5 Fragen an ... Thomas Girst

Lieber Thomas Girst, Sie erzählen Geschichten über erstaunliche Dinge, die sehr viel Zeit brauchen. Wollen Sie uns nervös machen?
Quark, im Gegenteil. Ich predige weder Digital Detox noch die Entschleunigung des Slow Movement. Der Dogmen sind genug. Es geht um Schönheit. Wozu der Mensch fähig ist, wenn er sich die Zeit dafür nimmt. In der Ära des Algorithmus verwende ich mich für den Zufall, in der Epoche der Abkürzung preise ich den Umweg.

Was hilft ein Lob des langen Atems, wenn mein E-Mail-Postfach überquillt?
Haben Sie jemals bemerkt, dass die, die am meisten beschäftigt sind, immer direkt auf E-Mails antworten. Gebt dem Kaiser was des Kaisers ist, hat Jesus laut Matthäus 22, 21 gesagt. Jeden Tag führe ich den Kampf mit der Inbox, dass sich rechts nicht der Scroll Button bildet. Ist das am Abend bewältigt, ist endlich die Zeit für den langen Atem gegeben.

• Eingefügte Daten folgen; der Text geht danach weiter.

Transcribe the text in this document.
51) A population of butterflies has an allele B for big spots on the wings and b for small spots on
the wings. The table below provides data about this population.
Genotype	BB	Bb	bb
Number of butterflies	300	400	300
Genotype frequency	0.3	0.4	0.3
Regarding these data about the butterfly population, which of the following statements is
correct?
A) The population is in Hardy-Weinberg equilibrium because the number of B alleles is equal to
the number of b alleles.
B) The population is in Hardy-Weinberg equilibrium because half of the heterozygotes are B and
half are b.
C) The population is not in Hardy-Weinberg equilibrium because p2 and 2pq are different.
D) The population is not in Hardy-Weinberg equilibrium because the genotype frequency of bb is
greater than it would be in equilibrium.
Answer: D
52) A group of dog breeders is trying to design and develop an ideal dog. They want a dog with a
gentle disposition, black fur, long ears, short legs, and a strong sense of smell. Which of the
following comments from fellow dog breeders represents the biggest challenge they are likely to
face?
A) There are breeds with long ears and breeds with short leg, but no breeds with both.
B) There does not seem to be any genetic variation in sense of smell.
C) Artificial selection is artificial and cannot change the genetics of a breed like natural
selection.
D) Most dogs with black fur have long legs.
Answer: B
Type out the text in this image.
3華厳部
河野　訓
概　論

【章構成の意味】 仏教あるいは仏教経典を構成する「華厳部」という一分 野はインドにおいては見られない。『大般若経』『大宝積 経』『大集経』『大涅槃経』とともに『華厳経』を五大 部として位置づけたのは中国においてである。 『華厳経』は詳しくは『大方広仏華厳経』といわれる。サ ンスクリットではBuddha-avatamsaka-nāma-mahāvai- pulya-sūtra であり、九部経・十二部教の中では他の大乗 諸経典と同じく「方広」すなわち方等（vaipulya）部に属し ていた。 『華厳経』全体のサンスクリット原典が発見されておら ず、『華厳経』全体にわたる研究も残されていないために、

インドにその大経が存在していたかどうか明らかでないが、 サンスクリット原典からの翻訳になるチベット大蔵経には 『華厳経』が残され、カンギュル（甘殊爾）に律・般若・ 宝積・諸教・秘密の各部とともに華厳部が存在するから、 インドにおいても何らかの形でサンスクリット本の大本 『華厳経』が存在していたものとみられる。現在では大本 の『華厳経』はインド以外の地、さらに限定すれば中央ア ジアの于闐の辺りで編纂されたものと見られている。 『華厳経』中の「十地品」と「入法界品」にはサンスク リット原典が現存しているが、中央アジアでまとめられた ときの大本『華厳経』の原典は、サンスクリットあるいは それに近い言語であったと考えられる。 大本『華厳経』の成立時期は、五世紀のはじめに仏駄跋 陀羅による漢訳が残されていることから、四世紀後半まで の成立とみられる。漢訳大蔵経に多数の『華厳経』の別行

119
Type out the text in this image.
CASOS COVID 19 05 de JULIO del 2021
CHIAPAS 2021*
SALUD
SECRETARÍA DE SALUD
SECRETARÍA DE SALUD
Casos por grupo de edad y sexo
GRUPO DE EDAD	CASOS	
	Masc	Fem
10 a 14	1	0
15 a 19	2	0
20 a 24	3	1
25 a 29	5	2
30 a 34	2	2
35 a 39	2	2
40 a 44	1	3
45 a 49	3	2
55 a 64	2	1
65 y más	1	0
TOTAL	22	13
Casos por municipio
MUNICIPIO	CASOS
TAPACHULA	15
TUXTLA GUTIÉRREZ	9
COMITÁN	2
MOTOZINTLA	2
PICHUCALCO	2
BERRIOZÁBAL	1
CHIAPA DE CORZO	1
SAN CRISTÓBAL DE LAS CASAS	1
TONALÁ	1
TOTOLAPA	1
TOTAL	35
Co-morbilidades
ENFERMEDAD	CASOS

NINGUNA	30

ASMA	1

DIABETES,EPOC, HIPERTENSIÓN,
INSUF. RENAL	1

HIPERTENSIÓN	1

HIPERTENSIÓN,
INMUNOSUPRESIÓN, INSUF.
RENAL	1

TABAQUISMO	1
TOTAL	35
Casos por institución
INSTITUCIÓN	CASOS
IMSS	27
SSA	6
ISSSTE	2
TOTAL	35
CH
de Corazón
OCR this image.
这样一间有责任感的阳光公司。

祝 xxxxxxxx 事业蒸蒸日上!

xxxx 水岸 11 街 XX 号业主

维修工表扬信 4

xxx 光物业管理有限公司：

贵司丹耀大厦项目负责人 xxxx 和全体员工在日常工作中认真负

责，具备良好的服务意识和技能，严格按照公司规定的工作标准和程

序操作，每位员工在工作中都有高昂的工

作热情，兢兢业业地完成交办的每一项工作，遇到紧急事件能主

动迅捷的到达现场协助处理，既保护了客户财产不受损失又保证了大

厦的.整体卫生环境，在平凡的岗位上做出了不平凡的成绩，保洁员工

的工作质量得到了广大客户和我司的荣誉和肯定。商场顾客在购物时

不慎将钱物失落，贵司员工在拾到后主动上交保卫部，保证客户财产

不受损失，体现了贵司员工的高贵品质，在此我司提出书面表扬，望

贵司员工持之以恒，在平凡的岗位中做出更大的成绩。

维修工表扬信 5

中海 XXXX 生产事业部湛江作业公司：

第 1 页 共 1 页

Wo haben Sie ihre Geschichten gefunden?
Im Gespräch mit Bekannten und Freunden. Im Austausch mit Forschern und Wissenschaftlern. Das wichtigste in all meinem Tun, beruflich wie privat, ist mir der Erkenntnisgewinn. Tobias Heyl, den Lektor meines Buches bei Hanser, hatte ich gebeten, dieses Wort bis auf einmal in meinem Manuskript zu tilgen. Er fand es peinliche elfmal.

Ihre Lieblingsgeschichte? Und warum?
Das ist eine unfaire Frage. Von 28 Kapiteln sind mir 28 am Liebsten, alles andere wäre bösartig. Die Kapitel sind nicht nummeriert, es gibt keine Hierarchie. Vielleicht ist die Frage nach der Lieblingsgeschichte die des Nukleus, des Beginns. Mitte 2015 reiste ich mit einem Mietauto von Marseille aus nach Hauterives, um den »Palais ideal« zu sehen, den der Briefträger Ferdinand Cheval in über drei Jahrzehnten in seinem Gemüsegarten am Ufer der Galore erbaute. Eben dort entstand die Idee für Alle Zeit der Welt, mein erstes Buch in deutscher Sprache. Der unglaubliche Bau des Postboten wird folgerichtig direkt nach dem Vorwort vorgestellt.

Wieviel Zeit ist von der ersten Idee zu diesem Buch bis zum Abschluss des Manuskripts vergangen?
Ich habe lange an der Alliteration von »Things Take Time« festgehalten. Alle meine Ordner zum Buch begannen mit dem Kürzel »TTT«. Zunächst war ich schlussendlich vergeblich um einen englischsprachigen Verlag bemüht und habe das Buch 2016 mit 2-3 Probekapiteln entsprechend zu pitchen begonnen. Mitte 2017 bekundete Hanser dann Interesse und ich begann in den Skiferien im Januar 2018 meine Arbeit daran. Abgabe war im Oktober desselben Jahres.